Tags: aches, arthritis, car, fatigue, fibromyalgia, health, joint pain, one injection cure for RA, pain, RA, rhematoid arthritis, Rheumatoid arthritis, rheumatoid arthritis (RA), rheumatology, stress
I was just revisiting my first ever post, about reasons to be cheerful, and I was pleased to see that most of them still stand (the last one doesn’t and one other … if you read it, and if you’ve read some of my other posts, I’m sure you won’t have trouble guessing which one no longer stands! But the point is there’s obviously a lot to still be cheerful about!
While I was at it I thought I’d revisit the nearest post last year to today’s date, and guess what? The car broke down then too! Now that time it cost me an absolute fortune, so another reason to be cheerful is that it’s really not so bad this time. (Although to be honest the car really has got to the point where I should be thinking about replacing her.)
And a final reason to be cheerful is that I’m SO much better, health-wise, than I was this time last year! I was having a terrible time with the RA then – giant puffball knees, every joint aching (or at least it seemed that way) and probably as yet undiagnosed fibromyalgia on top of that! This year it seems that maybe they’ve finally got the medication dosage right (for now anyway) and I’m really doing very well indeed. If that’s not a reason to be cheerful then I don’t know what is! Here’s hoping it lasts – and wishing all my virtual and actual RA friends a similar and long-lasting outcome!
Now if only we could hear a bit more about that ‘one injection cure for RA’ that was being so hyped this time last year …
Tags: aches, fatigue, fibromyalgia, flare, hospital, pain, physio, RA
I can now claim to know the car park at the hospital where I have physio quite intimately. I know how many spaces there are, I know what sort of trees surround it, I know the view across the fence over the corn field, I know there are blue tits and great tits and some sort of finch foraging in the trees, I know that the oak tree has a few early common spangle galls on it.
No, I wasn’t doing some sort of strange nature survey of the hospital car park – I was waiting for the RAC! Yes, the car has broken down AGAIN! Having lost my marbles and my rag, I have now also lost my car! (Well, hopefully not permanently, but it’s in the garage.)
My wonderful hubby drove out to see if he could help and,although he couldn’t, he waited another hour with me until the RAC arrived. It was a 2.5 hour wait in total – not fun.
Fortunately the RAC guy (who was nowhere near as lovely as the adverts would like you to believe, but OK) got the car going – but I had to take it into the garage because it was still showing faults.
I was patting myself on the back last night thinking how well I was coping with all this … but when I got home it all finally hit me. I felt absolutely exhausted, headachy, aching all over, sore hands, sore feet … hmm, so looks like a fibromyalgia AND RA flare, I thought. Lovely …

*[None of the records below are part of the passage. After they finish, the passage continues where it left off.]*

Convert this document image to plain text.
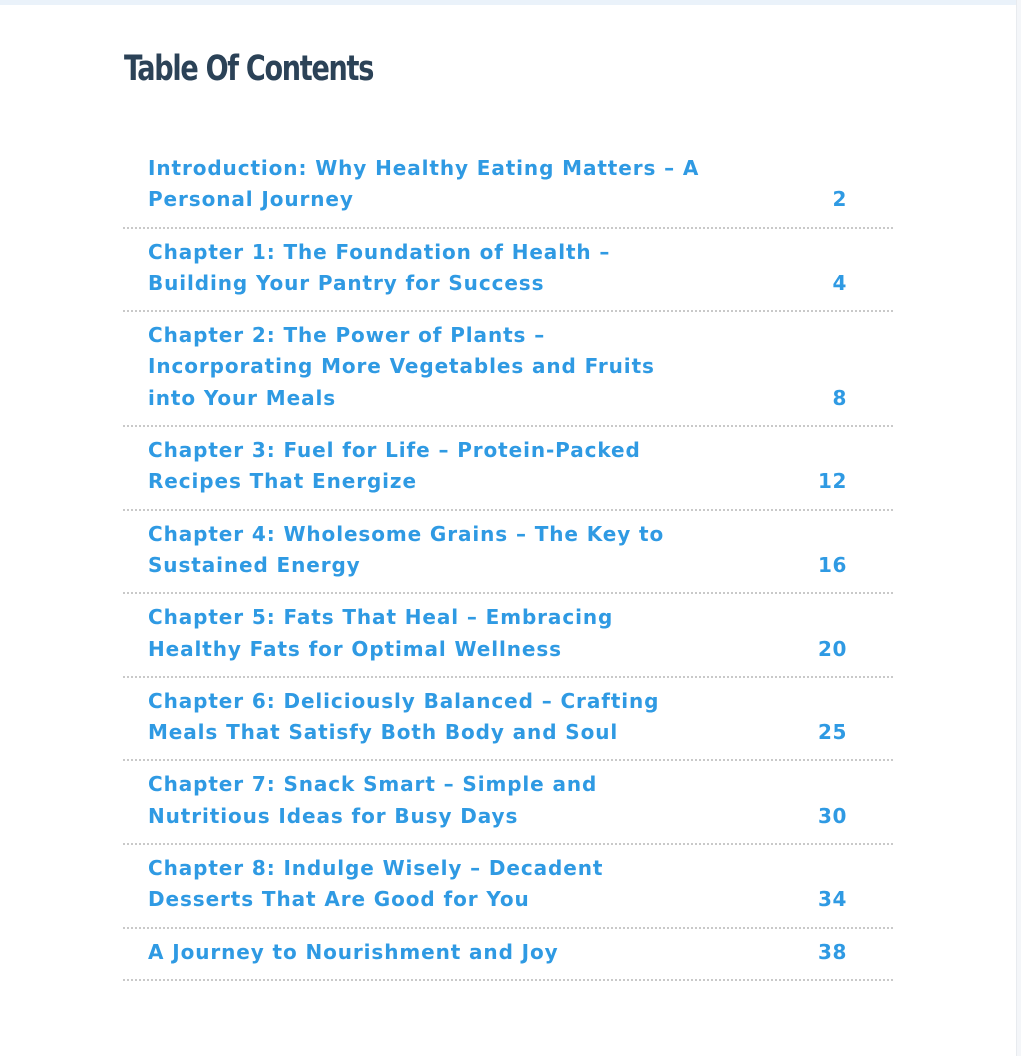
Table Of Contents
Introduction: Why Healthy Eating Matters – A Personal Journey	2
Chapter 1: The Foundation of Health – Building Your Pantry for Success	4
Chapter 2: The Power of Plants – Incorporating More Vegetables and Fruits into Your Meals	8
Chapter 3: Fuel for Life – Protein-Packed Recipes That Energize	12
Chapter 4: Wholesome Grains – The Key to Sustained Energy	16
Chapter 5: Fats That Heal – Embracing Healthy Fats for Optimal Wellness	20
Chapter 6: Deliciously Balanced – Crafting Meals That Satisfy Both Body and Soul	25
Chapter 7: Snack Smart – Simple and Nutritious Ideas for Busy Days	30
Chapter 8: Indulge Wisely – Decadent Desserts That Are Good for You	34
A Journey to Nourishment and Joy	38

But no – I made myself get an early night, convinced myself that the car would probably be OK,managed not to worry too much and … well, I’d like to say I feel a million dollars today but that would be rather overstating things, but AS YET I am flare free. Yippee!
I can’t promise that’ll still be the case if there’s real car disasters on the horizon, but I’m OK for now!
Could be that having just had physio helped too!